Not from Elysia. Not from the Hollow Fang still parked just beyond the ridge.
From the canyon itself.
He couldn’t see them.
But he knew they were there.
“…Tch.” His lips curved into a grim smile.
‘So I really can feel them now. Monsters. Mana signatures. Presence.’
It wasn’t like a radar. Not exact. Not mapped.
But felt.
It scratched at the edges of his skin like cold static. Unfocused bloodlust. Scattered aggression. A pulse of something feral inching closer with every breath.
Most likely drawn by the mana echo he’d dragged out of the Trial space.
He exhaled, then turned to Elysia.
“We’re done here.”
He didn’t raise his voice.
“Let’s return.”
Elysia blinked once, then nodded—crisp, immediate.
She didn’t ask questions.
She didn’t look back.
And neither did he.
Because whatever legacy he’d claimed in that space—whatever he had passed down—it had only just started to settle.
And the monsters?
Let them come another time. When he was ready.
When he could give them his full attention.
Now?
He walked. Quiet. Intentional.
Leaving the canyon behind.
******
The path back wasn’t quiet.
Not in the way it had been when they first entered.
Then, it had been still—wary silence, interrupted only by the occasional beast brave enough to breach Elysia’s field of influence.
Now?
Now the canyon stirred.
Damien noticed it first. The shift. The air thickening like breath on glass, scent marked with heat and unsettled mana. Creatures weren’t hiding anymore.
They were tracking.
Drawn not by blood or sound, but by something deeper.
The pulse.
Whatever he’d awakened inside that sealed space—it had left a signature. A resonance. Not just in him, but in the canyon itself. The monsters had felt it.
And they wanted to challenge it.
But they never got the chance.
Elysia moved like gravity didn’t apply.
The first creature—a thick-bodied crawler with blade-legs and a dozen twitching eyes—dropped in from the ridge above. She didn’t pause. Didn’t draw.
Just raised her hand—
WHMP.
Compressed force struck the thing mid-air, folding its carapace inward like paper before it even hit the dirt.

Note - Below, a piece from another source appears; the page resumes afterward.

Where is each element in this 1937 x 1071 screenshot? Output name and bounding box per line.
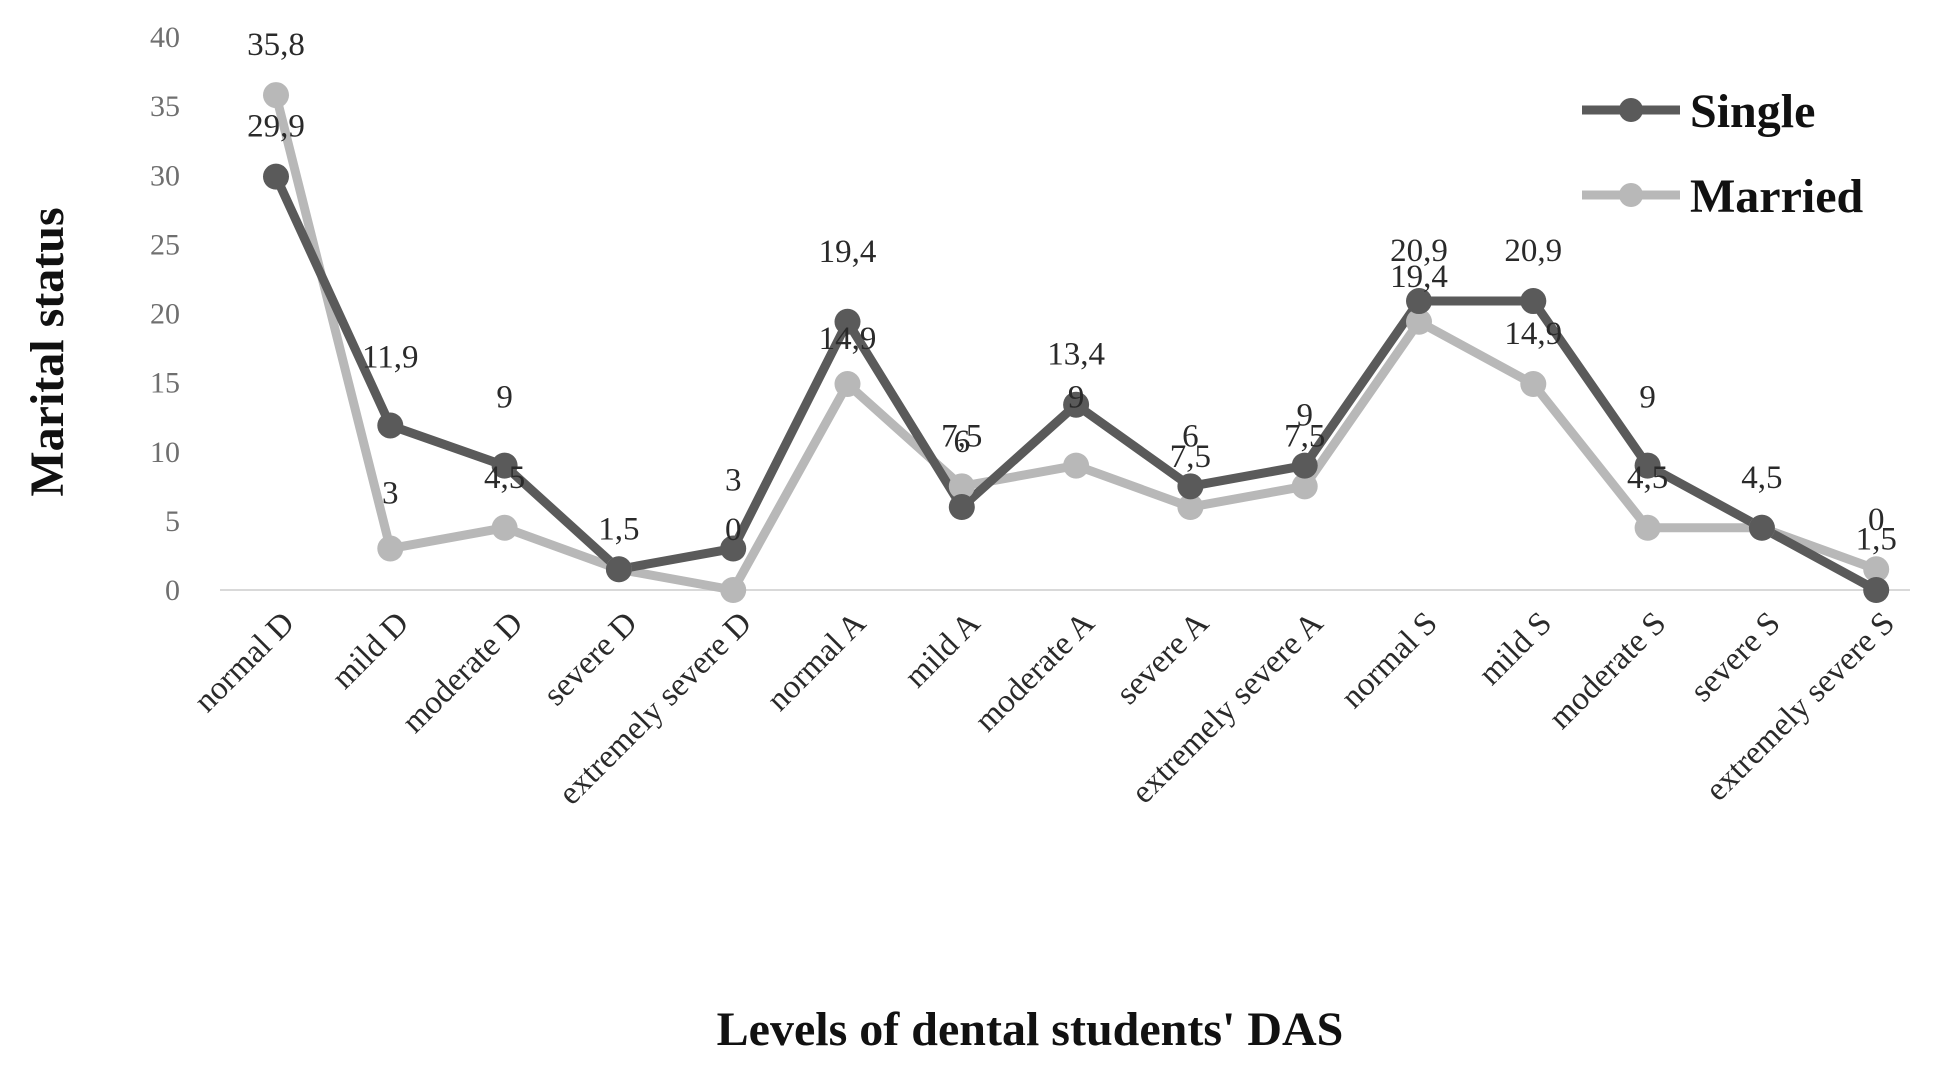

The second, third, and fourth didn’t even register fully before they were cleaved.
Damien walked forward, calm. Focused.
And behind him, Elysia handled everything else.
No panic. No wasted motion.
Only one creature made it close enough for Damien to see the whites of its eyes. A lean, hound-like thing—E-rank at best—lunged from the shadows with a snarl that sounded too human.
Elysia’s blade punched through its throat before Damien even shifted his weight.
And then they were past it.
Further. Faster.
The canyon narrowed. Then widened again. And finally—split.
The mouth of the gorge opened up like a memory, and the Hollow Fang transport waited where they left it—silent, patient, untouched.
Only then, with the world quieting behind them, did Elysia speak.
“…There were more,” she said, her tone neutral, but her words deliberate. “Monsters.”
Damien nodded once, stepping into the shade near the vehicle. “They felt it too.”
Elysia turned her gaze on him then—just briefly. Long enough for her mind to catch on the shift again.
‘He’s… different,’ she thought.
Not in stance.
Not in voice.
In stillness.
He didn’t move like someone bracing for more. He didn’t carry tension in his shoulders like before. His focus wasn’t narrow anymore—it was layered. Wide. Intentional.
It unsettled her in a way she couldn’t explain.
Because it wasn’t just that he’d changed.
It was that the nature of him had changed.
More composed. More… rooted.
His presence had always been sharp, but now it was weighty—anchored, like something too old to move quickly, yet too vast to ignore.
She realized she was watching him again—longer than she should have.
So she spoke.
“To inform,” she said, voice clipped again. “Lord Dominic attempted to contact you.”